Mark Zandi, Chief Economist, Moody’s Analytics, Penn IUR Fellow

President Trump has promised to substantially increase government support for public infrastructure. In his inaugural address he said: “We will build new roads, and highways, and bridges, and airports, and tunnels, and railways all across our wonderful nation.” He should include affordable housing on that list.

The nation faces a severe housing shortage, particularly for affordable rental units. Since the Great Recession and housing crash, homebuilding has been depressed. Builders have been especially reluctant to build housing for lower-income households, focusing instead on more profitable luxury apartments and high-end single-family homes.

Moreover, the demand for affordable rental housing has been overwhelming. This reflects still depressed incomes post-recession, tight underwriting standards for loans to purchase a home, and the foreclosure crisis, which has only recently come to an end.

Vacancy rates, which are already at 30-year lows, are falling quickly and causing rents to rise rapidly. This is a significant financial hardship for lower income households, forcing many to live increasingly far away from their work, and given how hard it is to save for a downpayment, making the goal of homeownership increasingly unattainable.

Building more affordable homes will also provide a much-needed economic boost to communities that continue to struggle; creating good-paying construction, manufacturing, transportation, and professional service jobs. The economic multipliers on building affordable homes are larger than on most other types of infrastructure spending.

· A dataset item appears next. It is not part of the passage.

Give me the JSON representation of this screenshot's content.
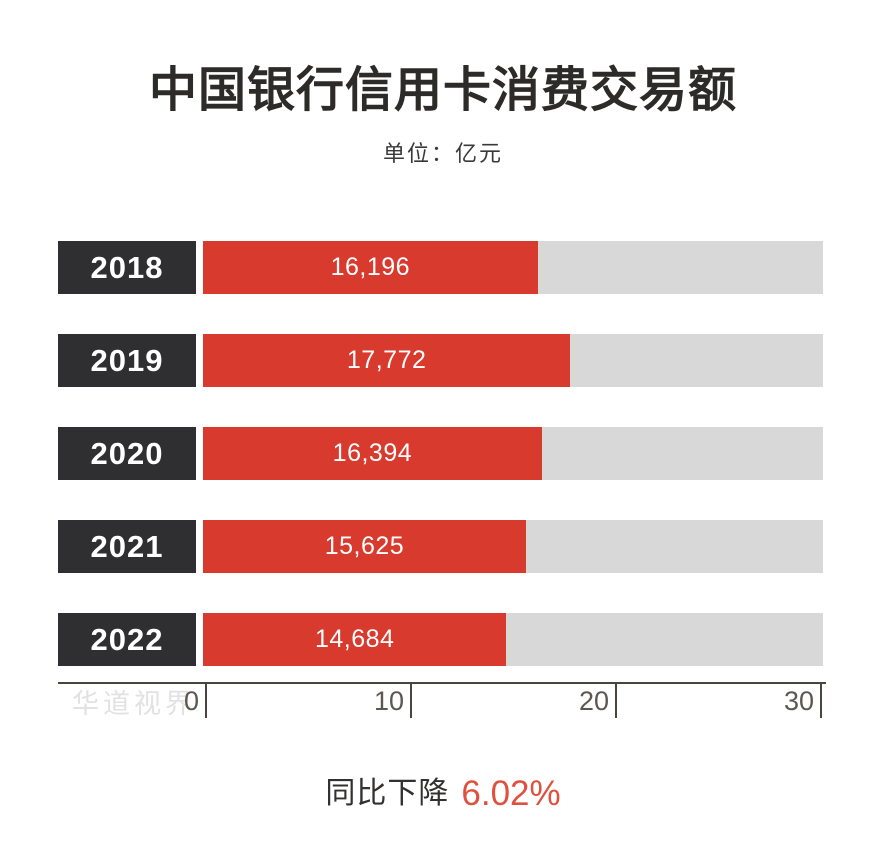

Also appealing is that much of affordable rental housing is already financed using low income housing tax credits. President Trump has focused on getting the private sector more involved as an attractive way to expand the nation’s infrastructure. No other form of infrastructure spending could be ramped up with private sector participation as quickly.

It is encouraging that the new President has focused on infrastructure as a way to boost economic development. There is no more effective way to do that than affordable rental housing.